12 Kasım 2009 Perşembe

küçük prens

gezegenlerden birinde yaşayan kırmızı yüzlü bir adam tanıyorum.tek bir çiçek koklamamış,tek bir kez bir yıldıza bakmamış, kimseyi sevmemiş. yaşamı boyunca tek yaptığı şey birtakım sayılar toplamak. o da bütün gün kendi kendine aynı şeyi söylüyor, senin gibi. çok önemli işlerim var benim! bunları söyerken gururla kabarıyor göğsü. ama o bir insan değil ki,mantar!

ne?

mantar!


küçük prensi şimdi öfkeden bembeyazdı. çiçeklerin milyonlarca yıldır dikenleri var. milyonlarca yıldır koyunlar dikenli çiçekleri de yiyorlar. peki, bu çiçeklerin hala dikenleri olsun diye çabalamalarının nedenini anlamaya çalışmak önemli işlerden sayılmıyor. koyunlarla çiçeklerin arasındaki bu savaş kırmızı yüzlü adamın topladığı rakamlardan daha mı önemsiz? hele benim gezegenimde, yalnız benimkinde yaşayabilen bir çiçeğimin olduğunu, bunun koyunun bir ısırışta yok edebileceğini düşün. bu çok mu önemsiz?


şimdi de yüzü al al dı.


insan bir çiçeği severse, milyonlarca ve milyonlarca yıldızda yalnız tek bir çiçek açarsa, işte o yıldızlara bakarak mutlu olur. kendi kendine şöyle der: işte orada, o yıldızlardan birinde benim çiçeğim. ama koyun çiçeği yedi miydi bütün yıldızlar kararıverir...

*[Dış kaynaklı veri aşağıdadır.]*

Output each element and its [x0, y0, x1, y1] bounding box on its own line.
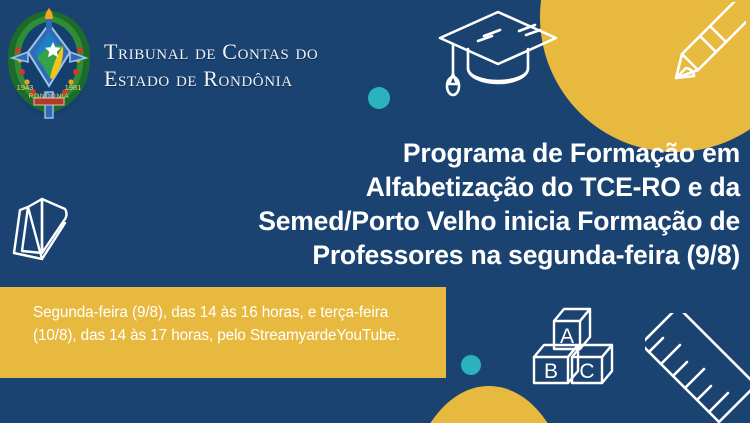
schedule-callout-text: Segunda-feira (9/8), das 14 às 16 horas,… [33, 301, 412, 348]
tce-ro-coat-of-arms-icon: 1943 1981 RONDÔNIA [6, 6, 92, 122]
brand-lockup: 1943 1981 RONDÔNIA Tribunal de Contas do… [6, 6, 318, 122]
headline-line-4: Professores na segunda-feira (9/8) [150, 238, 740, 272]
yellow-bottom-dome [408, 386, 570, 423]
teal-dot-bottom [461, 355, 481, 375]
block-letter-b: B [544, 360, 558, 383]
schedule-callout-box: Segunda-feira (9/8), das 14 às 16 horas,… [0, 287, 446, 378]
emblem-year-right: 1981 [65, 83, 82, 92]
graduation-cap-icon [423, 0, 573, 98]
headline-line-3: Semed/Porto Velho inicia Formação de [150, 204, 740, 238]
organization-name: Tribunal de Contas do Estado de Rondônia [104, 39, 318, 93]
block-letter-a: A [560, 325, 574, 348]
teal-dot-top [368, 87, 390, 109]
emblem-state-label: RONDÔNIA [29, 91, 70, 100]
headline-line-2: Alfabetização do TCE-RO e da [150, 170, 740, 204]
block-letter-c: C [579, 360, 594, 383]
headline: Programa de Formação em Alfabetização do… [150, 136, 740, 272]
headline-line-1: Programa de Formação em [150, 136, 740, 170]
ruler-icon [645, 313, 750, 423]
abc-blocks-icon: A B C [528, 305, 626, 387]
poster-canvas: A B C [0, 0, 750, 423]
open-book-icon [8, 193, 72, 265]
emblem-year-left: 1943 [17, 83, 34, 92]
pencil-icon [648, 2, 746, 100]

bu da hiç önemli değil, öyle mi?


e.

3 yorum:

deep dedi ki...

Küçük prens büyük bir dağa tırmandı. Daha önce kendi gezegenindeki üç yanardağın dışında hiç dağ görmemişti. Bu yanardağların boyu ise sadece dizlerine geliyordu. Sönmüş yanardağı tabure olarak kullanırdı. Ona ayaklarını uzatırdı. Kendi kendine : “Bu kadar yüksek bir dağın tepesine tırmanırsam, bütün gezegeni ve gezegendeki bütün insanları görebilirim” dedi. Ama görebildiği tek şey, diğer dağların sivri dorukları oldu.

BENİM İÇİN BU DÜNYADA YAYIMLANMIŞ ENGÜZEL KİTAPLARDAN BİRİDİR BÖYLESİ GÜZEL BİR PAYLAŞIMDA BULUNDUĞUNUZ İÇİN SONSUZ TEŞEKKÜR EDERİM.
SEVGİLER

gölge dedi ki...

Ben bunu her okuduğumda mutlu oluyorum, yine mutlu oldum. Sağol :)

Antartika Konsolosu dedi ki...

ben de blogumda daha önce bi bölümünü paylaşmıştım küçük prensin...

“Eğer elli üç dakikam olsaydı,” dedi küçük prens, “Bir su pınarına doğru ağır ağır yürürdüm.”


insan 70ine de gelse okumamışsa okumalı bu kitabı...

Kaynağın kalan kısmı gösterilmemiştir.